Unfilled factory orders, which had been in long contraction, are a clear plus, up 0.3 percent following February’s 0.1 percent gain for the best back-to-back showing in 2-1/2 years. A negative however is a 0.1 percent decline in total shipments that came despite a constructive 0.5 percent rise in shipments of core capital goods. Inventories were unchanged in the month though the dip in shipments drove the inventory-to-shipments ratio 1 tenth higher to a less lean 1.32.

Aircraft had a weak year last year and have been making up lost ground so far this year. But how long Boeing can give total orders a lift is uncertain, and the performance of the wider factory sector, despite sky high strength in many anecdotal reports, has been no better than mixed.
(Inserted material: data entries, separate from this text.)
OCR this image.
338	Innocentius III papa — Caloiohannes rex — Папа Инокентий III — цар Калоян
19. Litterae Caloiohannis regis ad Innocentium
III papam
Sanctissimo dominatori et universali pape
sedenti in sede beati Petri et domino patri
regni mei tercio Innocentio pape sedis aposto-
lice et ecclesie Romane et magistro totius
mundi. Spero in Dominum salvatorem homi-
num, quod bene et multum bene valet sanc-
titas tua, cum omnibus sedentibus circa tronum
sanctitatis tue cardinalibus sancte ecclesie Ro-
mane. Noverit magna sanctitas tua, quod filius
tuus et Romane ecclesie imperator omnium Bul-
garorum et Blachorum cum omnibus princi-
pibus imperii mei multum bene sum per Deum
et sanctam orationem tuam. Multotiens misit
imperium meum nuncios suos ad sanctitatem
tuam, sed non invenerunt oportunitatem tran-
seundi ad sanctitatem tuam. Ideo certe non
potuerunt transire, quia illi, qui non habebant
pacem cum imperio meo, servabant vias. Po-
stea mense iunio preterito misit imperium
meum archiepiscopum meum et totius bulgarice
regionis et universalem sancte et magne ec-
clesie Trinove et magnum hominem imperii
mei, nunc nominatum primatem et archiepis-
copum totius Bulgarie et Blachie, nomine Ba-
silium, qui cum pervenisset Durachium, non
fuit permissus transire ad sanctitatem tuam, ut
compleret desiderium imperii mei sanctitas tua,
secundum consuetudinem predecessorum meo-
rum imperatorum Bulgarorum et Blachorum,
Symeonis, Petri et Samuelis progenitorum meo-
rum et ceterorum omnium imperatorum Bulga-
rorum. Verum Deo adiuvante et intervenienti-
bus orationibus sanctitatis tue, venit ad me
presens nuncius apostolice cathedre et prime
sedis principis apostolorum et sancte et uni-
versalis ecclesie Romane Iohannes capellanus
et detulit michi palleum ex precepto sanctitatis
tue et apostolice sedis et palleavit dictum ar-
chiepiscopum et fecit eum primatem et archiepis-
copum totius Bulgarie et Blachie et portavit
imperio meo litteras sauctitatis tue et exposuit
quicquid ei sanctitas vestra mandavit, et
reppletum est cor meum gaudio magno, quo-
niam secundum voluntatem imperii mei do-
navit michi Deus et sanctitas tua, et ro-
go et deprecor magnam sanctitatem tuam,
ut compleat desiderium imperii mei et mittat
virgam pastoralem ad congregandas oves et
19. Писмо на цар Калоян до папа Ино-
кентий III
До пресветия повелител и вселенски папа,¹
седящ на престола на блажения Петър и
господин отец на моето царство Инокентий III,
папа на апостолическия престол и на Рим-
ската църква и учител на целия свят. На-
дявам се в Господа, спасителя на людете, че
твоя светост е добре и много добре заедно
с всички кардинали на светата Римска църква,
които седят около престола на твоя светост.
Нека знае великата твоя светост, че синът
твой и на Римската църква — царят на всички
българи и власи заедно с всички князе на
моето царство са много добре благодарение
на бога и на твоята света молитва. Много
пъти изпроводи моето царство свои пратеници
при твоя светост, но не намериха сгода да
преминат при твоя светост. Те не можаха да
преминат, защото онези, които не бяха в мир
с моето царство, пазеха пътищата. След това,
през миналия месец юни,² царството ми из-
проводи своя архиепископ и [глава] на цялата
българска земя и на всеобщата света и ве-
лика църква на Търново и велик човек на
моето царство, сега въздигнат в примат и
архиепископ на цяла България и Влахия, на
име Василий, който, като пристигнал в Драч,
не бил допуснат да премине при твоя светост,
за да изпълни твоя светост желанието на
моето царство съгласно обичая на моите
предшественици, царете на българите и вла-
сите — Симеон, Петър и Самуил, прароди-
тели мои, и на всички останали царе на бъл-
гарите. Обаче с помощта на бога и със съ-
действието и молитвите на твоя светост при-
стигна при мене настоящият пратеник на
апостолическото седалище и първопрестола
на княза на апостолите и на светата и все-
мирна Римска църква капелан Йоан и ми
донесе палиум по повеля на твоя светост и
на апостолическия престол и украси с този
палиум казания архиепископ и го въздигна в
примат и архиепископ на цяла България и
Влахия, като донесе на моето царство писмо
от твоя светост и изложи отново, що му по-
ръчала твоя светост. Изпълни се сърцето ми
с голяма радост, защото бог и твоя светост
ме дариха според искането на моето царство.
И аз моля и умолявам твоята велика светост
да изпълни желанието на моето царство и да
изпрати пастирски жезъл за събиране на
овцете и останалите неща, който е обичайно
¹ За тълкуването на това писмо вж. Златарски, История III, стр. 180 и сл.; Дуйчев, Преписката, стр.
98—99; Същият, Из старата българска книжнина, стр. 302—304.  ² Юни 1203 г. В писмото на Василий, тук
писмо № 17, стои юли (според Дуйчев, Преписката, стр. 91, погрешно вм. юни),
Both imports and exports down which isn’t a good sign for GDP, as the trade deficit seems to be slowly working its way higher. Also, there was more evidence that the reported positive spike in nonresidential investment for Q1 is suspect:


A decline in imports held down March’s international trade gap to $43.7 billion which is moderately under Econoday’s consensus for $44.5 billion. But the breakdown doesn’t point to cross-border strength as exports fell 0.9 percent to $191.0 billion in the month against a 0.7 percent decline for imports at $234.7 billion.

The petroleum gap widened sharply in the month to a nearly 2-year high of $7.9 billion and reflects higher prices for imports and a decline in exports. Exports showing the most weakness are industrial supplies, autos, and consumer goods. Foods rose slightly in March as did the key category of capital goods which otherwise has been flat.

On the import side most components are lower especially capital goods in what, along with capital goods shipments and nonresidential construction spending, is another contrast with the first-quarter GDP surge in nonresidential investment. Contrasting with the weakness in imports is a rise in imports of autos, up a sharp $1.2 billion in the month to $30.3 billion.

Country data are in line with trend: the nation’s trade gap with China totaled $24.6 billion in the month followed by the EU at $11.2 billion with Japan at $7.2 billion and Mexico at $7.0 billion. Canada is next at a distant gap of $1.4 billion.

Breaking down the data between goods and services shows a small widening in the goods deficit to $65.5 billion offset in part by a modest looking but still constructive $0.4 billion dollar rise in the surplus on services. The overall decline in exports and imports is a concern, but today’s report has several positives, not only the surplus on services but also the rise in capital goods exports. Today’s report should give a modest and badly needed lift to revision estimates for first-quarter GDP.


Chain stores are reporting mostly stronger rates of year-on-year sales growth for April, a month however that got a big boost from this year’s Easter shift out of March. Sales reports from chains are in year-on-year terms only and are not adjusted for calendar effects such as the shift in Easter which is a major holiday for the retail sector. The best way to look at chain-store sales during Easter shifts is to take both March and April together and with this comparison, stores are mostly downbeat. Weakness in consumer spending has been the dominant feature so far of the 2017 economy.